Controlling discrete-continuous models of catastrophes (Q1385849)

The article under review may be best regarded as a general outline of better things to come. A variational approach to controlled processes which may become catastrophic uses representation in the form of discrete scenes, in which the state of the system is given as a function of the initial conditions and of the control variables. Here, the author assumes continuity and twice differentiability of the transformation functions mapping the \(i\)-th scene into the \((i+1)\)-th scene. The adjoint variables are defined by means of the Hamiltonian of the process, and the equations of motion are exactly Hamilton's canonical equations.
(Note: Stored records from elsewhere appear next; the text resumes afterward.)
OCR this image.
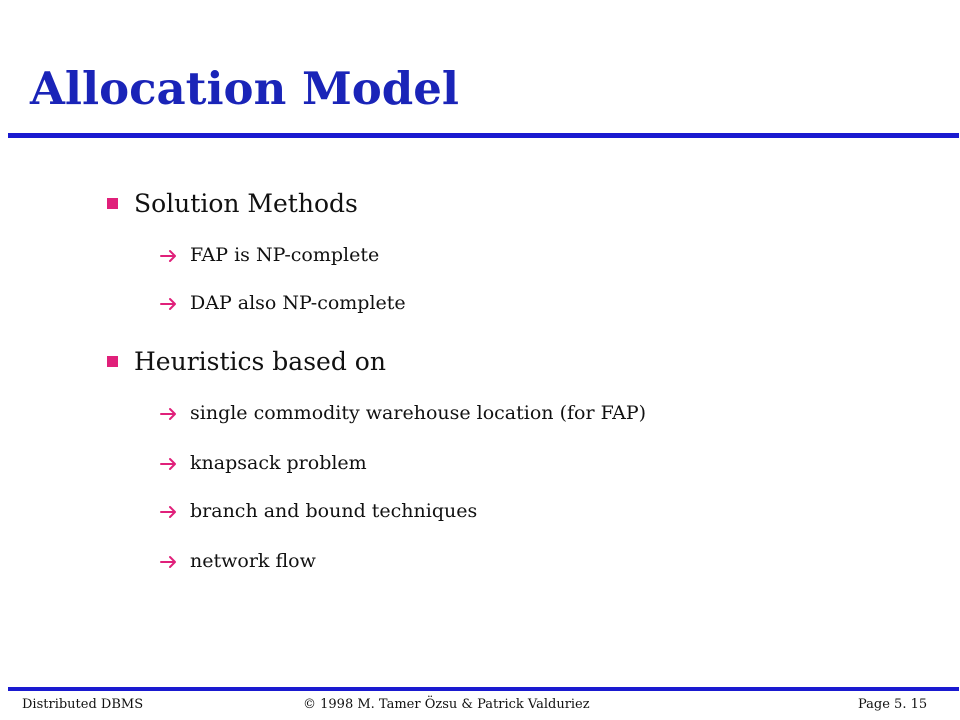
Allocation Model
Solution Methods
FAP is NP-complete
DAP also NP-complete
Heuristics based on
single commodity warehouse location (for FAP)
knapsack problem
branch and bound techniques
network flow
Distributed DBMS	© 1998 M. Tamer Özsu & Patrick Valduriez	Page 5. 15
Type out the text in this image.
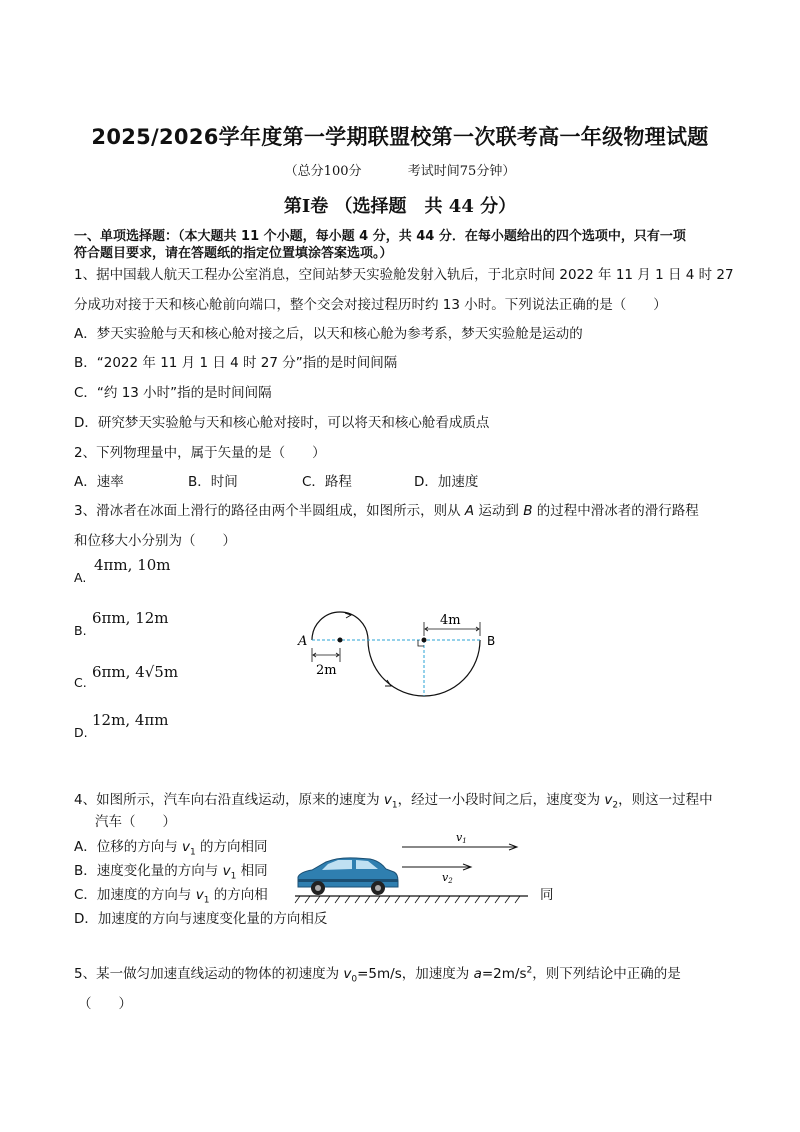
2025/2026学年度第一学期联盟校第一次联考高一年级物理试题
（总分100分	考试时间75分钟）
第Ⅰ卷 （选择题　共 44 分）
一、单项选择题：（本大题共 11 个小题，每小题 4 分，共 44 分．在每小题给出的四个选项中，只有一项
符合题目要求，请在答题纸的指定位置填涂答案选项。）
1、据中国载人航天工程办公室消息，空间站梦天实验舱发射入轨后，于北京时间 2022 年 11 月 1 日 4 时 27
分成功对接于天和核心舱前向端口，整个交会对接过程历时约 13 小时。下列说法正确的是（　　）
A．梦天实验舱与天和核心舱对接之后，以天和核心舱为参考系，梦天实验舱是运动的
B．“2022 年 11 月 1 日 4 时 27 分”指的是时间间隔
C．“约 13 小时”指的是时间间隔
D．研究梦天实验舱与天和核心舱对接时，可以将天和核心舱看成质点
2、下列物理量中，属于矢量的是（　　）
A．速率	B．时间	C．路程	D．加速度
3、滑冰者在冰面上滑行的路径由两个半圆组成，如图所示，则从 A 运动到 B 的过程中滑冰者的滑行路程
和位移大小分别为（　　）
A.
4πm, 10m
B.
6πm, 12m
C.
6πm, 4√5m
D.
12m, 4πm
A	B
4m
2m
4、如图所示，汽车向右沿直线运动，原来的速度为 $v_1$，经过一小段时间之后，速度变为 $v_2$，则这一过程中
汽车（　　）
A．位移的方向与 $v_1$ 的方向相同
B．速度变化量的方向与 $v_1$ 相同
C．加速度的方向与 $v_1$ 的方向相	同
D．加速度的方向与速度变化量的方向相反
v1
v2
5、某一做匀加速直线运动的物体的初速度为 $v_0=5m/s$，加速度为 $a=2m/s^2$，则下列结论中正确的是
（　　）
The functional (possibly cost functional) of the process \(J\) is a given functional of the phase coordinates related to the last scene (call it instant) of the catastrophic process. The variation of the functional \(J\) is the virtual work plus the dual work. (For example in the simplest thermodynamic process this would represent the terms \(p\delta v+v \delta p+\dots\;.\)) Transition of the scene, transition of the boundary plus the Hamilton canonical equations and positivity of such virtual work terms constitute necessary conditions leading to a minimum condition for minimization of the process functional, and suggest a new form of maximality (or minimiality) principle of Pontryagin type for the corresponding optimal controls. Hopefully this article will be followed by specified examples of application and/or more detailed explanations in future publications.